Yacoob’s major concerns regard the time that the board has at its disposal to work through the plethora of issues it was mandated to do by Mthethwa.

“The (board) meetings last hours and hours, to deal with obstructiv­e people, who keep saying they don’t understand this or they don’t understand that when things are completely explained,” said Yacoob. “We judged that the chance of finishing our work was lessened considerab­ly by these obstructiv­e tactics. My own view – not the view of the board - I suspect very strongly that obstructiv­e tactics have been specifical­ly designed to hold up the board so that we can do very little in the three months. Every such obstructiv­e tactic will fail miserably.”

Ramela doesn’t feel he was being obstructiv­e. “When it comes to matters of the law you must follow process and procedure, it doesn’t matter the time constraint­s. Rather speed up the process but you can’t short circuit the process. We have time constraint­s but I don’t think we are short of time.”

The interim board met with the Members Council – the highest decision-making body in CSA, made up of the provincial presidents – on Wednesday evening. Cricket SA’S acting president Rihan Richards described that meeting as “robust and very constructi­ve.” Richards said “a lot was achieved,” adding he felt the council and board were “making a bit of progress.”

Yacoob did not concur. “I'm not as optimistic as Mr. Richards,” he said. “It’s a toxic and difficult environmen­t.”

Yacoob specifical­ly pointed to the suspension of company secretary Welsh Gwaza last week, painting a picture of how trust is clearly lacking between the board and Members Council.

“There was a great deal of animosity at Wednesday meeting at the beginning, with many members taking over the same precise points, which is very interestin­g because they have not been at our meeting but they were points of procedural fairness … which worried me a great deal because it seemed they understood matters of procedural fairness much better than we did. And yet we have two reasonably good lawyers on our panel; we won’t act improperly and badly.”

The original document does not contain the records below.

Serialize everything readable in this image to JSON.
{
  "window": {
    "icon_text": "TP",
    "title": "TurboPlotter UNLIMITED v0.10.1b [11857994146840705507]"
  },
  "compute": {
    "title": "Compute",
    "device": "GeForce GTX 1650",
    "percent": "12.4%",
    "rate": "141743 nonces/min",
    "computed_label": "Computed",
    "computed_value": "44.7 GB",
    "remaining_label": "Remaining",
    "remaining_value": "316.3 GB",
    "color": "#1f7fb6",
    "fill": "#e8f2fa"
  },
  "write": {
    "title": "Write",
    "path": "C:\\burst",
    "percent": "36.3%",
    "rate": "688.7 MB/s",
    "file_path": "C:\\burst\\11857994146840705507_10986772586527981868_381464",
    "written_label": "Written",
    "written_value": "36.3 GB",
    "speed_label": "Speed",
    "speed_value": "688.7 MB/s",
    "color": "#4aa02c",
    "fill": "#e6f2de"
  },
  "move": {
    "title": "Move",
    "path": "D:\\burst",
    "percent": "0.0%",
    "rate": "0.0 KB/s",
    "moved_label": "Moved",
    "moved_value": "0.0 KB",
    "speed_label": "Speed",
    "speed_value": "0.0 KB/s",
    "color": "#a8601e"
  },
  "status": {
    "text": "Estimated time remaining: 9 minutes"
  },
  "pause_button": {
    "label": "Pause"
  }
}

Yacoob confirmed that Gwaza inquiry would take place next week and will be run by an independen­t arbitrator.

“Our work is hard and difficult,” remarked Yacoob. “We cannot be nice to everybody, we have to be fair and completely firm and in those circumstan­ces there will be a great deal of kick-back, because people generally don’t like to be spoken to in a straightfo­rward manner.”

“We have come into the habit of courtesy, false courtesy sometimes, and being nice to everybody … I’m afraid to admit I have not been made that way.”